In politieke kringen kreeg Dejemeppe een PSC-etiket opgeplakt. Maar volgens Christine Matray van de Franstalige Association Syndicale des Magistrats, die zijn benoeming destijds steunde, behoort Dejemeppe allerminst tot ?de kring van verkrampte roodrokken die elke evolutie in de samenleving tegenstaan.? Bij zijn collega’s magistraten staat de procureur aangeschreven als een topjurist. Zijn medewerkers in het Brusselse justitiepaleis beschouwen hem als een bijzonder minzame man.
Toch stond in het eerste verslag van de Dutroux-commissie dat deze Benoît Dejemeppe niet over de nodige kwaliteiten beschikt om zijn parket te leiden. Sedert de Dutroux-affaire en vooral de mislukte enquête van het Brusselse gerecht naar de ontvoerder en moordenaar van Loubna Benaïssa wordt zijn naam op tal van bruggen en tunnelmuren van Wallonië uitgekreten.
Hoe komt het aan om zo te worden behandeld ?
BENOIT DEJEMEPPE : Dat komt heel hard aan. Een veroordeling wordt normaal uitgesproken door de rechtbank. Vandaag zijn het de media die veroordelen of vrijspreken. Dat is wat in de commissie gebeurde : met gewezen justitieminister Melchior Wathelet en met mij.
In de brief aan justitieminister Stefaan De Clerck schreef u in april dat u zich niet heeft kunnen verdedigen. In de ondervragingen door de Dutroux-commisie kreeg u toch een wederwoord.
DEJEMEPPE : Ik verscheen als eerste voor de commissie. Wij wisten geeneens dat de debatten door de televisie rechtstreeks werden uitgezonden. Ik was daar als getuige opgeroepen. Naderhand bleek dat ik er als beschuldigde stond.

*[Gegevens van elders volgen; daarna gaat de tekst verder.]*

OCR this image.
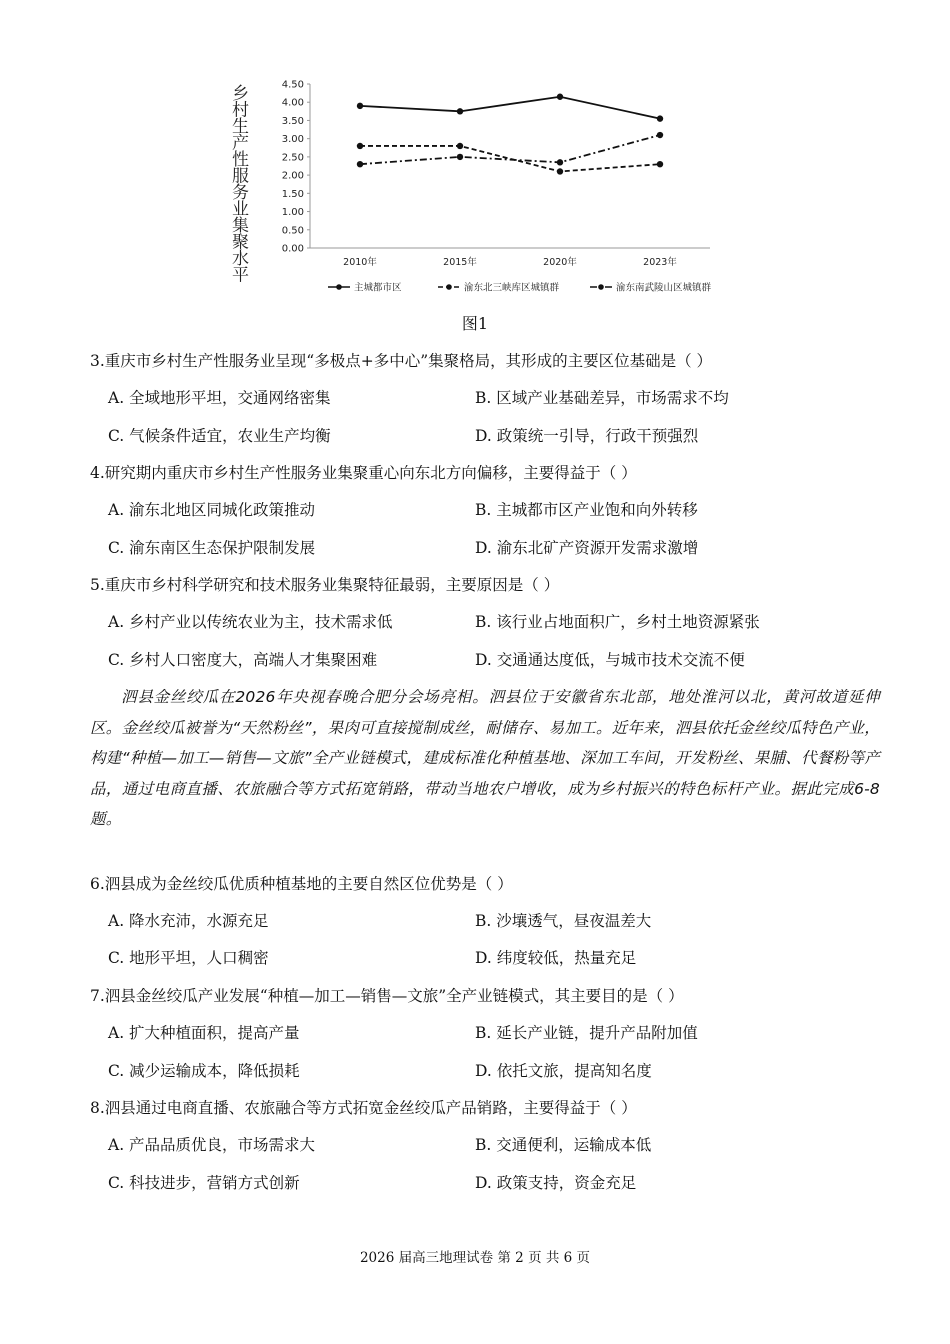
乡村生产性服务业集聚水平	0.00
0.50
1.00
1.50
2.00
2.50
3.00
3.50
4.00
4.50
2010年	2015年	2020年	2023年
主城都市区	渝东北三峡库区城镇群	渝东南武陵山区城镇群
图1
3.重庆市乡村生产性服务业呈现“多极点+多中心”集聚格局，其形成的主要区位基础是（ ）
A. 全域地形平坦，交通网络密集	B. 区域产业基础差异，市场需求不均
C. 气候条件适宜，农业生产均衡	D. 政策统一引导，行政干预强烈
4.研究期内重庆市乡村生产性服务业集聚重心向东北方向偏移，主要得益于（ ）
A. 渝东北地区同城化政策推动	B. 主城都市区产业饱和向外转移
C. 渝东南区生态保护限制发展	D. 渝东北矿产资源开发需求激增
5.重庆市乡村科学研究和技术服务业集聚特征最弱，主要原因是（ ）
A. 乡村产业以传统农业为主，技术需求低	B. 该行业占地面积广，乡村土地资源紧张
C. 乡村人口密度大，高端人才集聚困难	D. 交通通达度低，与城市技术交流不便
泗县金丝绞瓜在2026年央视春晚合肥分会场亮相。泗县位于安徽省东北部，地处淮河以北，黄河故道延伸区。金丝绞瓜被誉为“天然粉丝”，果肉可直接搅制成丝，耐储存、易加工。近年来，泗县依托金丝绞瓜特色产业，构建“种植—加工—销售—文旅”全产业链模式，建成标准化种植基地、深加工车间，开发粉丝、果脯、代餐粉等产品，通过电商直播、农旅融合等方式拓宽销路，带动当地农户增收，成为乡村振兴的特色标杆产业。据此完成6-8题。
6.泗县成为金丝绞瓜优质种植基地的主要自然区位优势是（ ）
A. 降水充沛，水源充足	B. 沙壤透气，昼夜温差大
C. 地形平坦，人口稠密	D. 纬度较低，热量充足
7.泗县金丝绞瓜产业发展“种植—加工—销售—文旅”全产业链模式，其主要目的是（ ）
A. 扩大种植面积，提高产量	B. 延长产业链，提升产品附加值
C. 减少运输成本，降低损耗	D. 依托文旅，提高知名度
8.泗县通过电商直播、农旅融合等方式拓宽金丝绞瓜产品销路，主要得益于（ ）
A. 产品品质优良，市场需求大	B. 交通便利，运输成本低
C. 科技进步，营销方式创新	D. 政策支持，资金充足
2026 届高三地理试卷 第 2 页 共 6 页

Trouwens, wat betekent die zin : ?Hij voldoet niet aan de voorwaarden om een parket te leiden.? Welke zijn dan die voorwaarden om een korpschef te zijn in het hoofdstedelijke parket ? Bestaat daarover eensgezindheid binnen de commissie ? Ik heb nog altijd geen van de commissieleden die voorwaarden of de inhoud van die voorwaarden horen formuleren. Gaat het hier om wettelijke voorwaarden, of zijn er nog andere ?
Ik heb een eigen stijl, en misschien bevalt die niet iedereen.
Er wordt me verweten dat ik te veel intellectueel ben. Wordt dan van een korpschef verwacht dat hij geen ideeën heeft ? Een korpschef moet toch strategisch denken, een visie ontwikkelen over het werk, over het bedrijf.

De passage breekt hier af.